Eight hundred years later, in the 1940s, psychoanalyst Renê Spitz reported on infants caught in a repetition of Frederick’s experiment.

Spitz described the fate of orphaned children reared in foundling homes and institutions, as well as babies separated from young mothers in prison. In deference to the newly validated germ theory of disease, institutional babies were fed and clothed, and kept warm and clean, but were not played with, handled, or held. Human contact, it was thought, would risk exposing the children to hazardous infectious organisms.

Spitz found that while the physical needs of the children were met, they inevitably became withdrawn and sickly, and lost weight. A great many died. In a mortal irony, the babies exhibited a vast vulnerability to the same infections their isolation was meant to guard against.

In infants, multiple physiological functions, from breathing to heart rate, to hormonal balance, to temperature regulation, to even hunger and thirst — are all kept stable through connection to an adult with whom they’re bonded. Without it, they become sick and eventually die.

As they grow and mature, their limbic brain gradually develops more capacity to self-regulate.

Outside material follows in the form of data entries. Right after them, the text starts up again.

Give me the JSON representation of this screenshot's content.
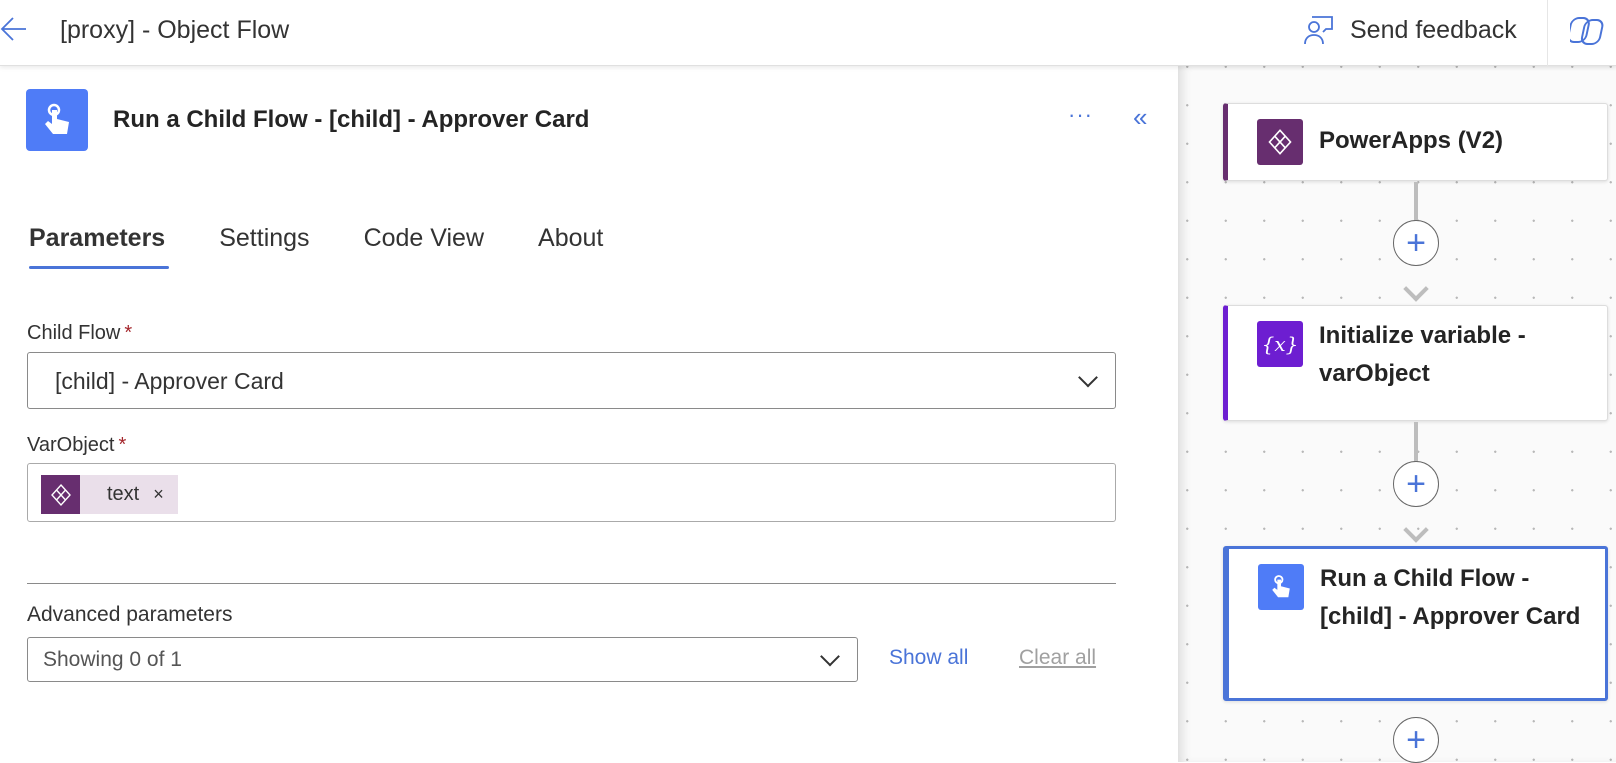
{
  "header": {
    "title": "[proxy] - Object Flow",
    "feedback_label": "Send feedback"
  },
  "panel": {
    "title": "Run a Child Flow - [child] - Approver Card",
    "more_label": "···",
    "tabs": [
      {
        "label": "Parameters"
      },
      {
        "label": "Settings"
      },
      {
        "label": "Code View"
      },
      {
        "label": "About"
      }
    ],
    "child_flow": {
      "label": "Child Flow",
      "required": "*",
      "value": "[child] - Approver Card"
    },
    "var_object": {
      "label": "VarObject",
      "required": "*",
      "token": "text",
      "token_remove": "×"
    },
    "advanced": {
      "label": "Advanced parameters",
      "value": "Showing 0 of 1",
      "show_all": "Show all",
      "clear_all": "Clear all"
    }
  },
  "canvas": {
    "cards": [
      {
        "label": "PowerApps (V2)",
        "accent": "#672e6f"
      },
      {
        "label": "Initialize variable - varObject",
        "accent": "#6d1ed1"
      },
      {
        "label": "Run a Child Flow - [child] - Approver Card",
        "accent": "#4a74d8"
      }
    ],
    "plus_label": "+"
  }
}
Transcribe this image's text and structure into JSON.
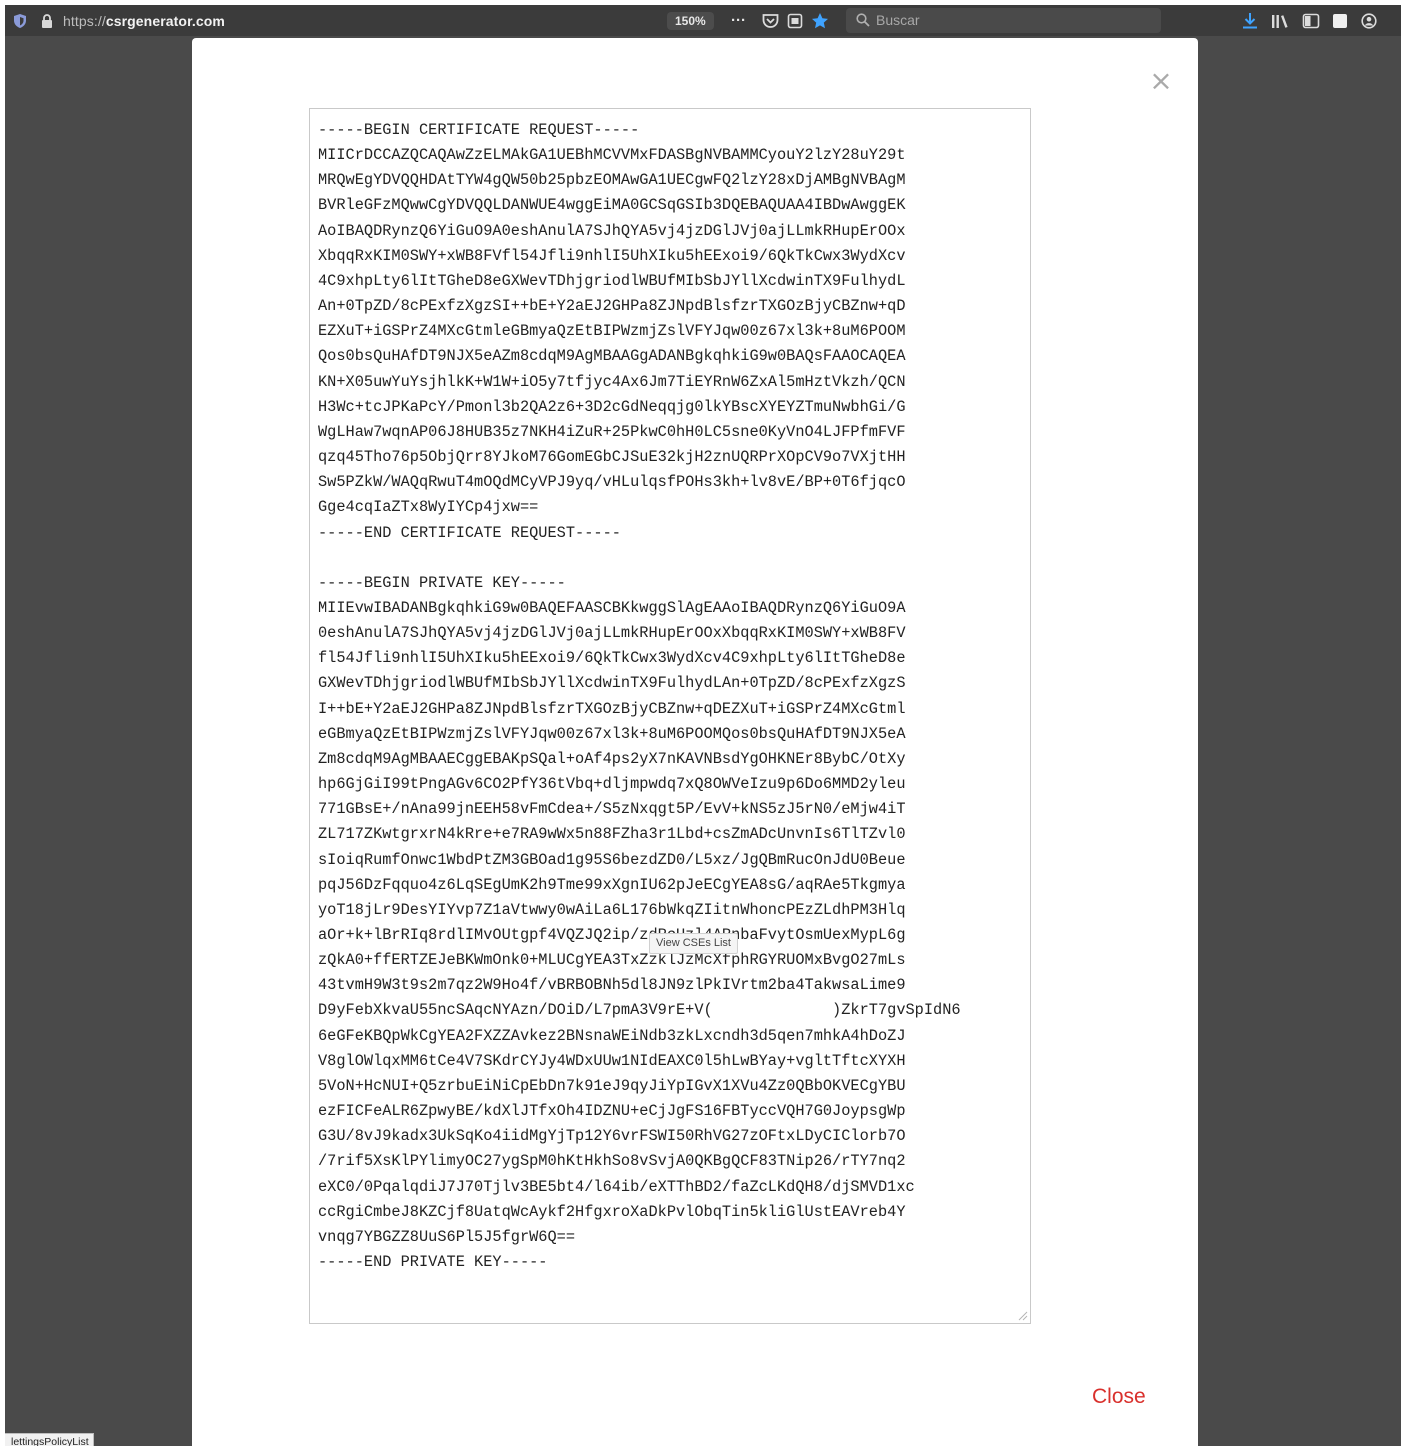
{
  "browser": {
    "url_prefix": "https://",
    "url_domain": "csrgenerator.com",
    "zoom": "150%",
    "overflow_menu": "···",
    "search_placeholder": "Buscar"
  },
  "status_bar": "lettingsPolicyList",
  "modal": {
    "close_x": "×",
    "close_label": "Close",
    "tooltip": "View CSEs List",
    "csr_lines": [
      "-----BEGIN CERTIFICATE REQUEST-----",
      "MIICrDCCAZQCAQAwZzELMAkGA1UEBhMCVVMxFDASBgNVBAMMCyouY2lzY28uY29t",
      "MRQwEgYDVQQHDAtTYW4gQW50b25pbzEOMAwGA1UECgwFQ2lzY28xDjAMBgNVBAgM",
      "BVRleGFzMQwwCgYDVQQLDANWUE4wggEiMA0GCSqGSIb3DQEBAQUAA4IBDwAwggEK",
      "AoIBAQDRynzQ6YiGuO9A0eshAnulA7SJhQYA5vj4jzDGlJVj0ajLLmkRHupErOOx",
      "XbqqRxKIM0SWY+xWB8FVfl54Jfli9nhlI5UhXIku5hEExoi9/6QkTkCwx3WydXcv",
      "4C9xhpLty6lItTGheD8eGXWevTDhjgriodlWBUfMIbSbJYllXcdwinTX9FulhydL",
      "An+0TpZD/8cPExfzXgzSI++bE+Y2aEJ2GHPa8ZJNpdBlsfzrTXGOzBjyCBZnw+qD",
      "EZXuT+iGSPrZ4MXcGtmleGBmyaQzEtBIPWzmjZslVFYJqw00z67xl3k+8uM6POOM",
      "Qos0bsQuHAfDT9NJX5eAZm8cdqM9AgMBAAGgADANBgkqhkiG9w0BAQsFAAOCAQEA",
      "KN+X05uwYuYsjhlkK+W1W+iO5y7tfjyc4Ax6Jm7TiEYRnW6ZxAl5mHztVkzh/QCN",
      "H3Wc+tcJPKaPcY/Pmonl3b2QA2z6+3D2cGdNeqqjg0lkYBscXYEYZTmuNwbhGi/G",
      "WgLHaw7wqnAP06J8HUB35z7NKH4iZuR+25PkwC0hH0LC5sne0KyVnO4LJFPfmFVF",
      "qzq45Tho76p5ObjQrr8YJkoM76GomEGbCJSuE32kjH2znUQRPrXOpCV9o7VXjtHH",
      "Sw5PZkW/WAQqRwuT4mOQdMCyVPJ9yq/vHLulqsfPOHs3kh+lv8vE/BP+0T6fjqcO",
      "Gge4cqIaZTx8WyIYCp4jxw==",
      "-----END CERTIFICATE REQUEST-----",
      "",
      "-----BEGIN PRIVATE KEY-----",
      "MIIEvwIBADANBgkqhkiG9w0BAQEFAASCBKkwggSlAgEAAoIBAQDRynzQ6YiGuO9A",
      "0eshAnulA7SJhQYA5vj4jzDGlJVj0ajLLmkRHupErOOxXbqqRxKIM0SWY+xWB8FV",
      "fl54Jfli9nhlI5UhXIku5hEExoi9/6QkTkCwx3WydXcv4C9xhpLty6lItTGheD8e",
      "GXWevTDhjgriodlWBUfMIbSbJYllXcdwinTX9FulhydLAn+0TpZD/8cPExfzXgzS",
      "I++bE+Y2aEJ2GHPa8ZJNpdBlsfzrTXGOzBjyCBZnw+qDEZXuT+iGSPrZ4MXcGtml",
      "eGBmyaQzEtBIPWzmjZslVFYJqw00z67xl3k+8uM6POOMQos0bsQuHAfDT9NJX5eA",
      "Zm8cdqM9AgMBAAECggEBAKpSQal+oAf4ps2yX7nKAVNBsdYgOHKNEr8BybC/OtXy",
      "hp6GjGiI99tPngAGv6CO2PfY36tVbq+dljmpwdq7xQ8OWVeIzu9p6Do6MMD2yleu",
      "771GBsE+/nAna99jnEEH58vFmCdea+/S5zNxqgt5P/EvV+kNS5zJ5rN0/eMjw4iT",
      "ZL717ZKwtgrxrN4kRre+e7RA9wWx5n88FZha3r1Lbd+csZmADcUnvnIs6TlTZvl0",
      "sIoiqRumfOnwc1WbdPtZM3GBOad1g95S6bezdZD0/L5xz/JgQBmRucOnJdU0Beue",
      "pqJ56DzFqquo4z6LqSEgUmK2h9Tme99xXgnIU62pJeECgYEA8sG/aqRAe5Tkgmya",
      "yoT18jLr9DesYIYvp7Z1aVtwwy0wAiLa6L176bWkqZIitnWhoncPEzZLdhPM3Hlq",
      "aOr+k+lBrRIq8rdlIMvOUtgpf4VQZJQ2ip/zdRcUzl4ARnbaFvytOsmUexMypL6g",
      "zQkA0+ffERTZEJeBKWmOnk0+MLUCgYEA3TxZzklJzMcXfphRGYRUOMxBvgO27mLs",
      "43tvmH9W3t9s2m7qz2W9Ho4f/vBRBOBNh5dl8JN9zlPkIVrtm2ba4TakwsaLime9",
      "D9yFebXkvaU55ncSAqcNYAzn/DOiD/L7pmA3V9rE+V(             )ZkrT7gvSpIdN6",
      "6eGFeKBQpWkCgYEA2FXZZAvkez2BNsnaWEiNdb3zkLxcndh3d5qen7mhkA4hDoZJ",
      "V8glOWlqxMM6tCe4V7SKdrCYJy4WDxUUw1NIdEAXC0l5hLwBYay+vgltTftcXYXH",
      "5VoN+HcNUI+Q5zrbuEiNiCpEbDn7k91eJ9qyJiYpIGvX1XVu4Zz0QBbOKVECgYBU",
      "ezFICFeALR6ZpwyBE/kdXlJTfxOh4IDZNU+eCjJgFS16FBTyccVQH7G0JoypsgWp",
      "G3U/8vJ9kadx3UkSqKo4iidMgYjTp12Y6vrFSWI50RhVG27zOFtxLDyCIClorb7O",
      "/7rif5XsKlPYlimyOC27ygSpM0hKtHkhSo8vSvjA0QKBgQCF83TNip26/rTY7nq2",
      "eXC0/0PqalqdiJ7J70Tjlv3BE5bt4/l64ib/eXTThBD2/faZcLKdQH8/djSMVD1xc",
      "ccRgiCmbeJ8KZCjf8UatqWcAykf2HfgxroXaDkPvlObqTin5kliGlUstEAVreb4Y",
      "vnqg7YBGZZ8UuS6Pl5J5fgrW6Q==",
      "-----END PRIVATE KEY-----"
    ]
  }
}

But even as adults our limbic systems never really become totally self-sufficient. Isolated adults suffer from higher rates of depression, stroke, insomnia, obesity, and other illnesses of dysregulation.

Human connection is one of the best and simplest medicines available to us.

Connect and stabilize

1. If you’re feeling out of sorts… if you haven’t had much in the way of human contact lately, reach out and connect with someone. There are very real reasons why doing so could help you feel better.

  1. Pick up a copy of A General Theory of Love.

  2. And if you’re in good shape at the moment… great! And, reach out and connect with someone. You don’t have to do anything, or fix anything, or solve anything. Just interacting with you can help stabilize their system and have them (literally, physically) feel better. Let your positive feelings be contagious.